A almost completely lazy IO type is also possible, but must be handled with care:

import Control.Applicative (liftA2)
import System.IO.Unsafe (unsafeInterleaveIO)  

newtype LazyIO a = LazyIO { runLazyIO :: IO a }

instance Functor LazyIO where
  fmap f = LazyIO . fmap f . runLazyIO

instance Applicative LazyIO where
  pure    = LazyIO . pure
  f <*> x = LazyIO $ do
              f' <- unsafeInterleaveIO (runLazyIO f)
              x' <- unsafeInterleaveIO (runLazyIO x)
              return $ f' x'

instance Monad LazyIO where
  return  = pure
  f >>= k = LazyIO $ runLazyIO f >>= runLazyIO . k

instance Semigroup a => Semigroup (LazyIO a) where
  (<>) = liftA2 (<>)

instance Monoid a => Monoid (LazyIO a) where
  mempty  = pure mempty
  mappend = liftA2 mappend

unsafeInterleaveIO will enable the behaviour you want (and is used in getContents and other lazy IO Prelude functions), but it must be used with care. The order of IO operations is completely off at that point. Only when we inspect the values we will trigger the original IO:

ghci> :module +Data.Monoid Control.Monad
ghci> let example = fmap (First . Just) . LazyIO . putStrLn $ "example"
ghci> runLazyIO $ fmap mconcat $ replicateM 100 example
First {getFirst = example
Just ()}

Note that we only got our example once in the output, but at a completely random place, since the putStrLn "example" and print result got interleaved, since

print (First x) = putStrLn (show (First x))
                = putStrLn ("First {getFirst = " ++ show x ++ "}")
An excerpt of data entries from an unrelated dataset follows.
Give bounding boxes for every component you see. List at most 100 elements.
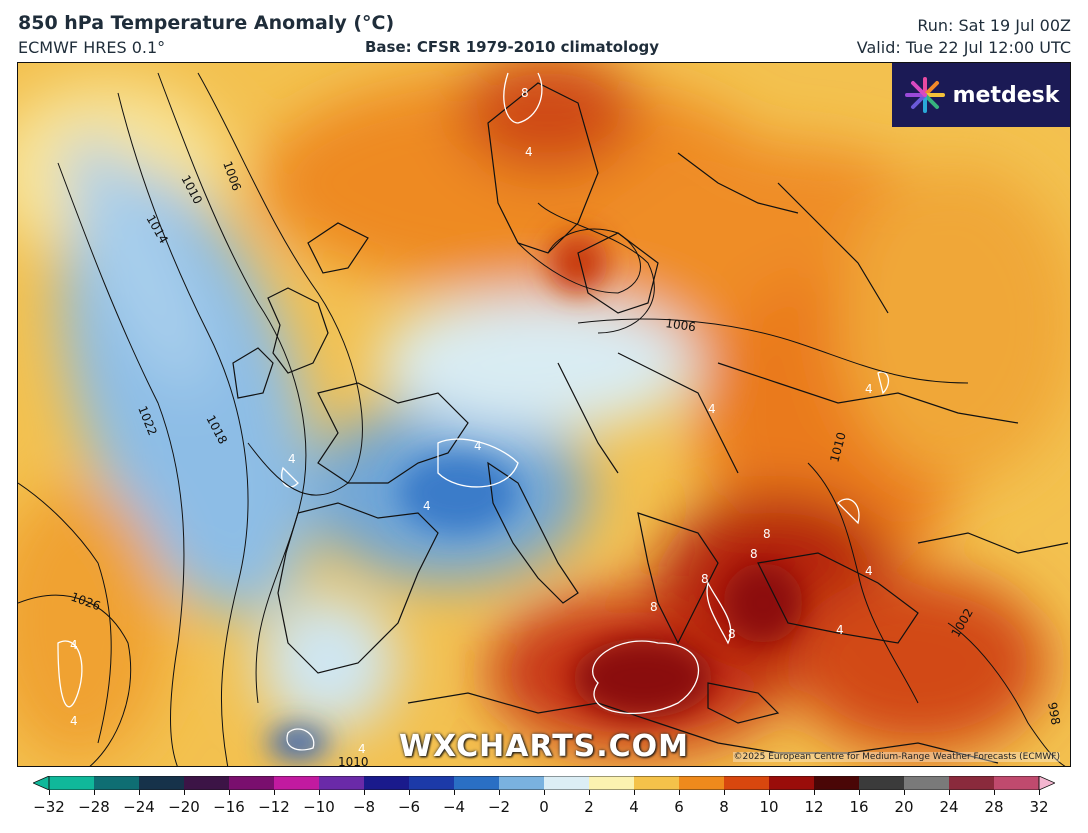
colorbar-tick-label: 24 [939, 798, 959, 816]
colorbar-tick-label: 2 [584, 798, 594, 816]
colorbar-tick-mark [679, 790, 680, 795]
isobar-label: 1010 [338, 755, 369, 767]
anomaly-label: 4 [70, 714, 78, 728]
colorbar-tick-mark [589, 790, 590, 795]
colorbar-segment [139, 776, 185, 790]
colorbar-segment [724, 776, 770, 790]
colorbar-tick-mark [769, 790, 770, 795]
colorbar-segment [364, 776, 410, 790]
colorbar-segment [49, 776, 95, 790]
colorbar-segment [634, 776, 680, 790]
colorbar-segment [994, 776, 1040, 790]
colorbar-segment [499, 776, 545, 790]
colorbar-tick-mark [724, 790, 725, 795]
colorbar-segment [319, 776, 365, 790]
colorbar-segment [769, 776, 815, 790]
colorbar-tick-mark [814, 790, 815, 795]
colorbar-segment [274, 776, 320, 790]
colorbar-tick-label: 8 [719, 798, 729, 816]
valid-time: Valid: Tue 22 Jul 12:00 UTC [856, 38, 1071, 57]
colorbar-tick-label: −10 [303, 798, 335, 816]
anomaly-map[interactable]: 1006 1010 1014 1018 1022 1026 1006 1010 … [17, 62, 1071, 767]
colorbar-tick-mark [94, 790, 95, 795]
colorbar-tick-mark [409, 790, 410, 795]
colorbar-segment [94, 776, 140, 790]
map-canvas: 1006 1010 1014 1018 1022 1026 1006 1010 … [18, 63, 1070, 767]
colorbar-tick-mark [634, 790, 635, 795]
coastlines [232, 82, 1069, 764]
colorbar-tick-label: −24 [123, 798, 155, 816]
colorbar-frame [48, 776, 1040, 790]
colorbar-segment [544, 776, 590, 790]
anomaly-label: 8 [763, 527, 771, 541]
colorbar-segment [904, 776, 950, 790]
anomaly-core [268, 233, 803, 759]
anomaly-label: 4 [70, 638, 78, 652]
anomaly-label-group: 8 4 4 4 4 4 4 4 4 8 8 8 8 8 4 4 4 [70, 86, 873, 756]
chart-title: 850 hPa Temperature Anomaly (°C) [18, 12, 395, 34]
colorbar-tick-mark [949, 790, 950, 795]
anomaly-field [18, 63, 1070, 763]
colorbar-max-arrow [1038, 776, 1055, 790]
colorbar-tick-label: 12 [804, 798, 824, 816]
colorbar-segment [184, 776, 230, 790]
colorbar-segment [679, 776, 725, 790]
colorbar-tick-label: 16 [849, 798, 869, 816]
colorbar-tick-label: −8 [352, 798, 376, 816]
colorbar-segments [49, 776, 1040, 790]
colorbar-segment [949, 776, 995, 790]
colorbar-tick-label: 4 [629, 798, 639, 816]
colorbar-tick-label: −32 [33, 798, 65, 816]
colorbar-segment [409, 776, 455, 790]
colorbar-segment [454, 776, 500, 790]
colorbar-tick-mark [1039, 790, 1040, 795]
colorbar-tick-label: −4 [442, 798, 466, 816]
metdesk-burst-icon [904, 77, 945, 113]
anomaly-label: 8 [728, 627, 736, 641]
metdesk-logo: metdesk [892, 63, 1070, 127]
watermark: WXCHARTS.COM [398, 729, 690, 764]
colorbar-tick-label: 32 [1029, 798, 1049, 816]
copyright-notice: ©2025 European Centre for Medium-Range W… [733, 752, 1060, 762]
colorbar-min-arrow [33, 776, 50, 790]
colorbar-tick-label: 6 [674, 798, 684, 816]
anomaly-label: 4 [288, 452, 296, 466]
run-time: Run: Sat 19 Jul 00Z [917, 16, 1071, 35]
colorbar-tick-label: 10 [759, 798, 779, 816]
anomaly-label: 4 [865, 564, 873, 578]
colorbar-tick-label: −16 [213, 798, 245, 816]
colorbar-tick-mark [139, 790, 140, 795]
colorbar-tick-mark [544, 790, 545, 795]
colorbar-tick-mark [184, 790, 185, 795]
colorbar-ticks: −32 −28 −24 −20 −16 −12 −10 −8 −6 −4 −2 0 2 4 6 8 10 12 16… [0, 790, 1088, 820]
isobar-label: 1006 [665, 316, 697, 334]
anomaly-label: 4 [708, 402, 716, 416]
anomaly-label: 8 [650, 600, 658, 614]
colorbar-segment [859, 776, 905, 790]
colorbar-tick-label: 28 [984, 798, 1004, 816]
colorbar-tick-mark [499, 790, 500, 795]
climatology-base: Base: CFSR 1979-2010 climatology [365, 38, 660, 56]
colorbar-tick-label: −2 [487, 798, 511, 816]
anomaly-label: 8 [750, 547, 758, 561]
anomaly-label: 4 [836, 623, 844, 637]
colorbar-tick-label: 20 [894, 798, 914, 816]
colorbar-tick-mark [904, 790, 905, 795]
anomaly-label: 4 [525, 145, 533, 159]
colorbar-tick-mark [364, 790, 365, 795]
isobar-label: 998 [1045, 701, 1063, 726]
isobars [18, 72, 1066, 766]
colorbar-tick-mark [859, 790, 860, 795]
logo-text: metdesk [952, 82, 1060, 108]
anomaly-label: 8 [701, 572, 709, 586]
colorbar-tick-label: −6 [397, 798, 421, 816]
anomaly-label: 4 [865, 382, 873, 396]
model-name: ECMWF HRES 0.1° [18, 38, 166, 57]
colorbar-segment [814, 776, 860, 790]
colorbar-tick-mark [994, 790, 995, 795]
colorbar-segment [589, 776, 635, 790]
colorbar-tick-mark [229, 790, 230, 795]
colorbar-tick-label: 0 [539, 798, 549, 816]
colorbar [33, 776, 1055, 790]
colorbar-tick-mark [49, 790, 50, 795]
and show x will finally put the IO necessary to get x in action. The action will get called only once if we use the result multiple times:

ghci> :module +Data.Monoid Control.Monad
ghci> let example = fmap (First . Just) . LazyIO . putStrLn $ "example"
ghci> result <- runLazyIO $ fmap mconcat $ replicateM 100 example
ghci> result
First {getFirst = example
Just ()}
ghci> result
First {getFirst = Just ()}

You could write a finalizeLazyIO function that either evaluates or seq's x though:

finalizeLazyIO :: LazyIO a -> IO a
finalizeLazyIO k = do
  x <- runLazyIO k
  x `seq` return x

If you were to publish a module with this functions, I'd recommend to only export the type constructor LazyIO, liftIO :: IO a -> LazyIO a and finalizeLazyIO.